Cuerpo, estereotipos y sexualidad: “Ansío el tacto que la vida me enseñó que por gorda no merezco”




“Recién empieza abril y ya bajé por tercera o cuarta vez en el año las mismas aplicaciones de citas de siempre. Aunque todas las veces obtengo el mismo resultado: nada. Y las vuelvo a borrar.

Es raro, crecí siendo una mujer gorda, y siempre he sentido que expresar mi deseo sexual es razón de vergüenza. Pero a pesar de eso, está ahí, como el de casi todos, aunque yo logro mantenerlo en silencio, porque me acostumbré a hacerlo, como si fuera un secreto innombrable. Esto especialmente en las noches, cuando todo está callado, de repente siento a mi cuerpo ansiar tacto, intimidad, ansiar contacto humano o incluso simplemente sexo. Pero ¿por qué aún sin comunicárselo a nadie siento vergüenza?

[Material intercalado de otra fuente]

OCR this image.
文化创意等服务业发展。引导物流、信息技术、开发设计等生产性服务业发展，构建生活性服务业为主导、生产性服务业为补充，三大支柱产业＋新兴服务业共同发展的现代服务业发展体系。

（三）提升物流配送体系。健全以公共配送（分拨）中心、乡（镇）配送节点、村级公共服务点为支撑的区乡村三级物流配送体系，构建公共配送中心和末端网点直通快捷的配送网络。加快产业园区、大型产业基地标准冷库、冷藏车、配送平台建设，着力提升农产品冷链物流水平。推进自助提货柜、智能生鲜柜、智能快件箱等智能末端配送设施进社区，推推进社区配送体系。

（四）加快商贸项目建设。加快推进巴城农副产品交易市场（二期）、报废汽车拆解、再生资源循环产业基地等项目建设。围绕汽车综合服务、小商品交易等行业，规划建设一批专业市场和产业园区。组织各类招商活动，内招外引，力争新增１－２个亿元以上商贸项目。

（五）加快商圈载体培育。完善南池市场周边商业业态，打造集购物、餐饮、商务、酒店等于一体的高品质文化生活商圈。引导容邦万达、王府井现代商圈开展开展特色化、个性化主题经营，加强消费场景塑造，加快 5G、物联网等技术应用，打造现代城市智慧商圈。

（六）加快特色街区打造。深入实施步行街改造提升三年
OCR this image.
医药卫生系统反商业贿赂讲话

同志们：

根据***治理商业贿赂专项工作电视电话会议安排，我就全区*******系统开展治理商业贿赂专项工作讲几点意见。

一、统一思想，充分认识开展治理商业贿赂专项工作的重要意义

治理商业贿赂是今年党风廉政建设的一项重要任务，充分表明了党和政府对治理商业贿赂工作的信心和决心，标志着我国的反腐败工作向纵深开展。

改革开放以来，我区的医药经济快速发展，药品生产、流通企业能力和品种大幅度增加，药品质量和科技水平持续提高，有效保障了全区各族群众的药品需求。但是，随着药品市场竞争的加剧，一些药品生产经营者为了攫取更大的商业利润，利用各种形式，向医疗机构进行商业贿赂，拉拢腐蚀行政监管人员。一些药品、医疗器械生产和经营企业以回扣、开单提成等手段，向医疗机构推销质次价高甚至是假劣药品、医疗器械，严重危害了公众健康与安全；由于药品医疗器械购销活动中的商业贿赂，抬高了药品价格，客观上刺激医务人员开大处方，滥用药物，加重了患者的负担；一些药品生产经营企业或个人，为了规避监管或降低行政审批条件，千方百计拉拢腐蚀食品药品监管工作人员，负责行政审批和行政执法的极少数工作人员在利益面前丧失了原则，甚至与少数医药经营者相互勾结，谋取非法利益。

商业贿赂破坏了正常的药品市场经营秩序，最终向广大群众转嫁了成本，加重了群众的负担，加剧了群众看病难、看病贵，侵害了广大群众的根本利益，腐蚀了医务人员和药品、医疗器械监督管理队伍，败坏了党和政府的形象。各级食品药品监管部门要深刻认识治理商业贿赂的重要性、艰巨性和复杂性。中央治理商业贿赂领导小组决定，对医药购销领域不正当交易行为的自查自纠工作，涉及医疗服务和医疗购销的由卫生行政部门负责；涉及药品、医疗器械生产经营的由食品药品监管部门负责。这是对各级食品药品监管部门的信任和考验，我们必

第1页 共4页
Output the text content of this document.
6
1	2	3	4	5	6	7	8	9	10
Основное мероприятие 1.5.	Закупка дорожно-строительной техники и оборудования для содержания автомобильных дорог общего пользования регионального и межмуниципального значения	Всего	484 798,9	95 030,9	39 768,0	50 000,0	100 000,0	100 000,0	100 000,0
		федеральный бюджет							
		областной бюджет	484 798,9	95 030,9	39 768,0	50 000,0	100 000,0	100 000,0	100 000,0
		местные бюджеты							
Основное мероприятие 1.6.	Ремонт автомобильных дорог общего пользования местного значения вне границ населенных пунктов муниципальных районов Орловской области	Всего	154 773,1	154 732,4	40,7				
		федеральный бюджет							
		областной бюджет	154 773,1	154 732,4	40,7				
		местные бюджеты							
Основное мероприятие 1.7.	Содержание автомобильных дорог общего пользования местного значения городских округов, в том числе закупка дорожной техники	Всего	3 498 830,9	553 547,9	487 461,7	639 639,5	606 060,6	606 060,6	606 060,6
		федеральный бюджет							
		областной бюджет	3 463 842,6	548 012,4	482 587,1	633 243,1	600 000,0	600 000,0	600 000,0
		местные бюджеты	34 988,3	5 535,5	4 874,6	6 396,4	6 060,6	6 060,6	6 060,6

Escondo mi celular mientras uso las aplicaciones y espero que nadie sepa mi secreto a voces. Yo Rosy, la gorda de siempre, también soy un ser con deseo sexual, también quiero que me toquen, pero de pronto tengo recuerdos de secundaria, donde hasta mi mamá me decía que era peligroso que me gustara alguien porque nadie me iba a corresponder. Además, si yo no era del gusto de nadie, ¿cómo iba a gustarme alguien a mí? Y es que hasta ser el que le gustaba a la gorda, aunque no la correspondiera, era como ser insultado. ¿Por qué querría entonces hacerle daño a alguien por quien me sentía atraída? Mejor lo mantenía en silencio y así llevaba la fiesta en paz.

Así fue como subí mis barreras hasta el cielo. Aprendí que la posibilidad de estar con alguien mientras estuviera gorda era inalcanzable y por lo tanto era mejor no pensar en ella. Yo no lo noto, pero mis amigas dicen que pareciera que voy por el mundo con un letrero que dice: “Cuidado, no tocar”. Y siento tanto terror ante la mirada masculina, que no dudo que sea cierto. Los mensajes de la sociedad me han dicho tantas veces que es imposible recibir esa mirada desde un buen lugar, que cuando un hombre se me acerca, cuestiono sus intenciones, incluso cuando parece ser un poco más que amigable.

Las aplicaciones de citas parecían diferentes, creía que al menos con ellas contaría con la certeza de saber que quien me habla, sabe cómo me veo, y desde ahí acepta los términos del trato. “Está gorda y me gusta”. Pero no, cada vez que interactuaba con alguien, dudaba de las intenciones de esos hombres, al punto de preguntarme ¿merezco su interés?

Los hombres que me han dado más miedo, por mucho, son aquellos que se mostraron realmente interesados en concretar una cita. Leer que un hombre hable del tamaño de mis caderas y cómo quiere tocarlas, que alguien hable sobre el deseo que le genera mi cuerpo me lleva a las lágrimas. Nunca he podido saber si es porque ellos ven en mí una sensualidad que siempre se me ha negado, y eso me da pena, o porque en el fondo, más que tacto, más que simple contacto físico, lo que busco es intimidad. Y eso en realidad es lo que me duele de haberme negado tantos años: la posibilidad de dejar que alguien conozca la grandeza de mi cuerpo sin ropa, mientras le desnudo los miedos de mi alma.

Aunque tengo 33 años, los encuentros sexuales de mi vida no son más de cinco, y todos tienen algo en común: no los pensé mucho. Nacieron de un arranque de locura, con una persona que no conocía, porque aun cuando lo que deseo es tener algo más profundo que solo sexo –busco un espacio de intimidad–, pareciera que solo estoy dispuesta a lo primero. ¿Se imaginan el terror de que alguien sepa que lo dejaste tocarte aunque toda la vida te dijeron que ese cuerpo no se toca, que ese cuerpo no es merecedor de placer? Es muy contradictorio desear y al mismo tiempo sentir miedo.

A veces vuelvo a bajar estas aplicaciones de citas en los momentos en los que mi cuerpo no puede más y se rebela, y a través de mi subconsciente pide a gritos ese contacto, pide igualdad. Mi subconsciente sí recuerda que merezco placer, gozo; él sí recuerda que transita este mundo en un cuerpo y que ese cuerpo merece disfrutar también desde lo sexual, no importa cuantas veces se me haya dicho lo contrario; él a veces ve una ventana de oportunidad cuando estoy sola y con las barreras bajas, e intenta a gritos decirme, ‘Rosy, lo mereces, lo quieres y lo ansias porque te hace falta’. Y ahí sigo yo, intentando hacerle caso”.

Rosy Perez es mexicana, tiene 33 años, y es licenciada en derecho con maestría en derechos humanos.